Percentile: This method only considers a specific percentage of values for calculating the range, ignoring the remainder which may contain outliers [^3]. It enhances resolution by excluding extreme values but still retaining noteworthy data.

Support Matrix

Framework	Supported calibration algorithm
Framework	weight	activation
Pytorch	minmax	minmax, kl
Tensorflow	minmax	minmax, kl
MXNet	minmax	minmax, kl
OnnxRuntime	minmax	minmax, kl, percentile

kl is used to represent the Entropy calibration algorithm in Intel® Neural Compressor.

The calibration algorithm is one of the tuning items utilized by Intel® Neural Compressor auto-tuning.
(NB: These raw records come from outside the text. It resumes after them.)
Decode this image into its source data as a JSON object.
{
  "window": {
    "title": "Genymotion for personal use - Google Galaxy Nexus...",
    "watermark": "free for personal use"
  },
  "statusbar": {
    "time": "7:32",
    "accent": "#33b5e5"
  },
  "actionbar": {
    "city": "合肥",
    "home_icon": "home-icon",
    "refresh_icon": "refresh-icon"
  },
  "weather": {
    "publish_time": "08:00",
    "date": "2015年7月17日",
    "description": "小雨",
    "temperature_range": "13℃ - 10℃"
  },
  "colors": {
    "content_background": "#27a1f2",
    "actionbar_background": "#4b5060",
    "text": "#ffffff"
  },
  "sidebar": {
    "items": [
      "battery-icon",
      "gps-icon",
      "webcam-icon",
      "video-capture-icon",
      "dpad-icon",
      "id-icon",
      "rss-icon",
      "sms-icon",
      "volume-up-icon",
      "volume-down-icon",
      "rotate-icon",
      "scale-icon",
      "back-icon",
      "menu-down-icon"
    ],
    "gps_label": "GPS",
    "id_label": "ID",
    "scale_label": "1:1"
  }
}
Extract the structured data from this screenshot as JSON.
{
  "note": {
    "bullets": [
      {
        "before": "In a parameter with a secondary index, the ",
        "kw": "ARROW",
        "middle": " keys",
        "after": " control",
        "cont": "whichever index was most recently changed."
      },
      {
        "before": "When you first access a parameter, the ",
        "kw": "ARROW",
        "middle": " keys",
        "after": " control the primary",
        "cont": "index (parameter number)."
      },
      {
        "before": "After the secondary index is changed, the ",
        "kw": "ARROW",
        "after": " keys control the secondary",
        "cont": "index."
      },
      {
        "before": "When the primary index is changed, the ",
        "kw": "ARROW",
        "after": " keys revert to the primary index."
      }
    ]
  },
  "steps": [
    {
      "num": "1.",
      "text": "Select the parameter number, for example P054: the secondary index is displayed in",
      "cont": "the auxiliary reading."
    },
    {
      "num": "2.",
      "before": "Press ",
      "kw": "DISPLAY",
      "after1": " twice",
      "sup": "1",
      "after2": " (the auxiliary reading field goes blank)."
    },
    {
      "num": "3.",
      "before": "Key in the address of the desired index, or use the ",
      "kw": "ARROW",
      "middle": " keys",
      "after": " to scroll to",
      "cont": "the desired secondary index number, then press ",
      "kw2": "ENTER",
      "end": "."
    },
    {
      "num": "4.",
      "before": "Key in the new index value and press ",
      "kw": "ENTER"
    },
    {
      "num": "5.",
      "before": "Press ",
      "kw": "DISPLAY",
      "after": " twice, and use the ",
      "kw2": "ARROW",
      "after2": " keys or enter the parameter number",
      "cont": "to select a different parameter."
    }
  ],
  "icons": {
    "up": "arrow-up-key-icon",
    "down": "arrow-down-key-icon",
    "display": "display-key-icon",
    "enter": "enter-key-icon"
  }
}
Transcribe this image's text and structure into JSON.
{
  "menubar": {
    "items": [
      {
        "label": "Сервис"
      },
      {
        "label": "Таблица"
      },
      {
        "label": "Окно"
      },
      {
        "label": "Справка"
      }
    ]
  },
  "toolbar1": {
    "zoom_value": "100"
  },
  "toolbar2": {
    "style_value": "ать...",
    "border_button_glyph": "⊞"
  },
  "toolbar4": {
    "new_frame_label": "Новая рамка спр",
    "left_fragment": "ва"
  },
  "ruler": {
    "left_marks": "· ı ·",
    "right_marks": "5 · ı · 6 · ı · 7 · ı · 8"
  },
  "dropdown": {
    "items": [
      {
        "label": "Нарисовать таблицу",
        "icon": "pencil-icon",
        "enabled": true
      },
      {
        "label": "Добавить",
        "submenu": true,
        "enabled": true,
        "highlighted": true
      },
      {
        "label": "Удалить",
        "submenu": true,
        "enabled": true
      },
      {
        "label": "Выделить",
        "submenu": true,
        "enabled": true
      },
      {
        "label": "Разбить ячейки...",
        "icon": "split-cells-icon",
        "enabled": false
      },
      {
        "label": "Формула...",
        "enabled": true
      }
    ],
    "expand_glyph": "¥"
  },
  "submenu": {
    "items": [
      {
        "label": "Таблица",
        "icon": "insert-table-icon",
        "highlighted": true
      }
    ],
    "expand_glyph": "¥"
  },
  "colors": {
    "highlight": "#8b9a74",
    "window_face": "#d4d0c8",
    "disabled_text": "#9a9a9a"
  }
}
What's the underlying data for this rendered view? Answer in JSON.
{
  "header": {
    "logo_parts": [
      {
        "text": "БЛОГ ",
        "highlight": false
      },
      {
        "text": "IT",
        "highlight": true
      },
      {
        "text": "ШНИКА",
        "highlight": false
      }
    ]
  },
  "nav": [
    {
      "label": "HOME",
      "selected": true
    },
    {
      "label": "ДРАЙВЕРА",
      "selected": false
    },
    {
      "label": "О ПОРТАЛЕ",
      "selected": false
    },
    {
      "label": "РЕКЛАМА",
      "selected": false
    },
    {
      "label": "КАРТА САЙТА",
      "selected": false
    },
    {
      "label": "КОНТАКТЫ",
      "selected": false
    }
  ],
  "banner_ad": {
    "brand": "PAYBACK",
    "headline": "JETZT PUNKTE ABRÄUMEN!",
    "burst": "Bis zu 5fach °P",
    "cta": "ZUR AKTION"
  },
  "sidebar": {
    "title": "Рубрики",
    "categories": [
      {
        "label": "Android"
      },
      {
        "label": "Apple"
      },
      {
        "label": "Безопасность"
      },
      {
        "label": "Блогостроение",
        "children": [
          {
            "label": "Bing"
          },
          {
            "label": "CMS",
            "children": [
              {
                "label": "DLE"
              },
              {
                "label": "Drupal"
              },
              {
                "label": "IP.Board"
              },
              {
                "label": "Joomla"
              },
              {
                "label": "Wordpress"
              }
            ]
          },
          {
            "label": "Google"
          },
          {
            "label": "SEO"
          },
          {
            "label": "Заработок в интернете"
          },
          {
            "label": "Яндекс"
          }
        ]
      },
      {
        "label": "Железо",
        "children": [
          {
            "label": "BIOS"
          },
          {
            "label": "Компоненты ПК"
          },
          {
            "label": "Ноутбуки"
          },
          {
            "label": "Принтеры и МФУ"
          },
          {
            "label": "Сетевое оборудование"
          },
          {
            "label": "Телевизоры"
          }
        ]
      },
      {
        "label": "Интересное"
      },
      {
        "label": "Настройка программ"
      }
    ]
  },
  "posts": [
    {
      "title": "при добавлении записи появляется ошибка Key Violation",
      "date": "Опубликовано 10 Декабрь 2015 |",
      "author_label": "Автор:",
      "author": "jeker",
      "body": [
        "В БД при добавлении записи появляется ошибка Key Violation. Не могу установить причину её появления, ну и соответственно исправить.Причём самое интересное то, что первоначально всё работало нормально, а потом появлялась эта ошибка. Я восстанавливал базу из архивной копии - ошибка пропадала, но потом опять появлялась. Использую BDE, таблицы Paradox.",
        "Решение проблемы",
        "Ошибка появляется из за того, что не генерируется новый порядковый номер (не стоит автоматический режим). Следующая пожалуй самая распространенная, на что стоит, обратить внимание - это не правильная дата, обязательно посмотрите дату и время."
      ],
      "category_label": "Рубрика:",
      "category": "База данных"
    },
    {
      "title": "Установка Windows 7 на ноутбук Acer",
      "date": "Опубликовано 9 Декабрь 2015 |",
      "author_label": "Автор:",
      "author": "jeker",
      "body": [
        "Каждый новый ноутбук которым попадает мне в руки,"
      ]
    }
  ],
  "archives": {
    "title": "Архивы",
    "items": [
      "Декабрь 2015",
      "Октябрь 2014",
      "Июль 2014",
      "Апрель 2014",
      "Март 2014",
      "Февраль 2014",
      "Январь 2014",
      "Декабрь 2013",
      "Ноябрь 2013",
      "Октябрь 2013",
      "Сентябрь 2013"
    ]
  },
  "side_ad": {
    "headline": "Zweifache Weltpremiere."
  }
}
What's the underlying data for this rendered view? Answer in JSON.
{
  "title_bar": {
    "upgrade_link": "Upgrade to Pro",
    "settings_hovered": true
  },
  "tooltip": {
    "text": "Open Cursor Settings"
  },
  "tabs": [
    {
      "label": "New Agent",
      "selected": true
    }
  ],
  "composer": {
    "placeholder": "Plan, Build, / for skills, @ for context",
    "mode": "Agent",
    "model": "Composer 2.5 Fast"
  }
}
The accuracy-aware tuning process will select an appropriate algorithm. Please refer to tuning_strategies.html for more details.

Reference

[^1]: Vanhoucke, Vincent, Andrew Senior, and Mark Z. Mao. “Improving the speed of neural networks on CPUs.” (2011).

[^2]: Szymon Migacz. “Nvidia 8-bit inference width tensorrt.” (2017).

[^3]: McKinstry, Jeffrey L., et al. “Discovering low-precision networks close to full-precision networks for efficient embedded inference.” arXiv preprint arXiv:1809.04191 (2018).